Née dans la région polonaise de Galicie, Sembrich possédait une formation musicale exceptionnelle : outre le chant, elle avait étudié le piano et le violon. Sa maîtrise technique extraordinaire et sa voix de colorature la menèrent au triomphe sur les principales scènes européennes et, quelques mois seulement après son séjour à Madrid, elle allait devenir l’une des vedettes de la saison inaugurale du Metropolitan Opera de New York.
À son arrivée à l’Hotel de la Paz, elle choisit les mêmes chambres de l’étage principal qu’Adelina Patti avait occupées deux ans plus tôt.
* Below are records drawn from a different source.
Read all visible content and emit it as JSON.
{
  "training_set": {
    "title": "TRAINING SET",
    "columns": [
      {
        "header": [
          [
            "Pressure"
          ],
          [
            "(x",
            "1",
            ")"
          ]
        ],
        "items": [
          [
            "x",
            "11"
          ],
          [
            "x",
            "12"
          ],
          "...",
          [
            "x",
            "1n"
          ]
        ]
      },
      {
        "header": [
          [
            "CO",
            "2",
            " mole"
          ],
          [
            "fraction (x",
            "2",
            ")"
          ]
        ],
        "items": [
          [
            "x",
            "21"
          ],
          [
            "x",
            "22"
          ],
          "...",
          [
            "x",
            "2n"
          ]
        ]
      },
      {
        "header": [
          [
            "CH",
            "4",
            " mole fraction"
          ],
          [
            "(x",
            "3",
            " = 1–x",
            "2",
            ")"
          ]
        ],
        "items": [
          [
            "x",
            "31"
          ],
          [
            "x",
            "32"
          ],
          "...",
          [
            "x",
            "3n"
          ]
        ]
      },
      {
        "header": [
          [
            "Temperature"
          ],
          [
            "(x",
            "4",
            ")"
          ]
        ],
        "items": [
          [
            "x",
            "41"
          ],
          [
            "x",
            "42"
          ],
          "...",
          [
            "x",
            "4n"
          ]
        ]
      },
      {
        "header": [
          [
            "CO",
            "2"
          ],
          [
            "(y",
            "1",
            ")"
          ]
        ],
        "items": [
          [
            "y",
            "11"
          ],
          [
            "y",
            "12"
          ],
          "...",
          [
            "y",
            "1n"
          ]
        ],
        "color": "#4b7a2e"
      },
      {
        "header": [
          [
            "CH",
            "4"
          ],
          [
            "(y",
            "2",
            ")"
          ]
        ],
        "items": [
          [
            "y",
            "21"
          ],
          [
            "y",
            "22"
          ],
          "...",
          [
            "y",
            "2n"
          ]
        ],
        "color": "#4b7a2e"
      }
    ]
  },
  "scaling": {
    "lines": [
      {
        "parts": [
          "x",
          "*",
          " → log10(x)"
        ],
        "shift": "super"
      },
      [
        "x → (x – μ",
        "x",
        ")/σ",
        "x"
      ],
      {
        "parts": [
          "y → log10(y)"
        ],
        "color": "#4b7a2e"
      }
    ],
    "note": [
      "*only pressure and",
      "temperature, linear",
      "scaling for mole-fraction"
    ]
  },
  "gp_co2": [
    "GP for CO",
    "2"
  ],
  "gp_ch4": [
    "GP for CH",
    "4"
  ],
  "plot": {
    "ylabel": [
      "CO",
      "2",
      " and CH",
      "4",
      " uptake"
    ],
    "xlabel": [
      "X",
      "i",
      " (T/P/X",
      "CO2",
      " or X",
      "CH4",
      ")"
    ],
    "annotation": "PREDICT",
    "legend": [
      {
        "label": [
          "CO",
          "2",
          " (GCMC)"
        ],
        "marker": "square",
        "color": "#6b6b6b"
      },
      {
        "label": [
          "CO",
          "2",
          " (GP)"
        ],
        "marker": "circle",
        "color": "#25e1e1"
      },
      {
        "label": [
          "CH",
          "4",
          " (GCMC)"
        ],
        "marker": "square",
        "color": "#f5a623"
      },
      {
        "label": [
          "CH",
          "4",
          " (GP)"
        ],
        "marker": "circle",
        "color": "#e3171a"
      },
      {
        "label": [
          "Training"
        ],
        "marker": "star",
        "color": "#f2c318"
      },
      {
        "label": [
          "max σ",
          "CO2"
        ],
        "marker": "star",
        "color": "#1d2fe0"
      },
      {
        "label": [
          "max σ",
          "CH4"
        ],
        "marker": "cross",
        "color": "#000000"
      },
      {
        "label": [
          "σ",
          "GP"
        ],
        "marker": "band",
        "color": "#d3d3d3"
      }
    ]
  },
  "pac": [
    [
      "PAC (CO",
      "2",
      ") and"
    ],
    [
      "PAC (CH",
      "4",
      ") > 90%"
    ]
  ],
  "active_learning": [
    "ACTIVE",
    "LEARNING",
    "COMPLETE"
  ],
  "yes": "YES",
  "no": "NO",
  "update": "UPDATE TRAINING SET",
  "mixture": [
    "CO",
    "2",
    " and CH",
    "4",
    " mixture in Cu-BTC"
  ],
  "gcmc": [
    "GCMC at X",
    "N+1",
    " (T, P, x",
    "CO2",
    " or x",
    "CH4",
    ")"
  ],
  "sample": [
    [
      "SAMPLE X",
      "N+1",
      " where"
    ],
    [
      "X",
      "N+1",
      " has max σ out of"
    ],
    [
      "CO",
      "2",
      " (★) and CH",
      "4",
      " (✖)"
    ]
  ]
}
La presse décrivait ces appartements comme un ensemble de somptueux salons, luxueusement meublés et réservés aux hôtes les plus distingués.
Le 20 novembre, Sembrich y offrit un banquet privé suivi d’un concert qui se prolongea jusque tard dans la nuit. Parmi ses invités figuraient la cantatrice Elena Sanz, le violoncelliste David Popper, le violoniste Émile Sauret, l’éditeur musical Benito Zozaya et le critique Antonio Peña y Goñi.
Pendant quelques heures, cette réunion transforma les chambres de l’Hotel de la Paz en l’un des salons musicaux les plus exclusifs de Madrid.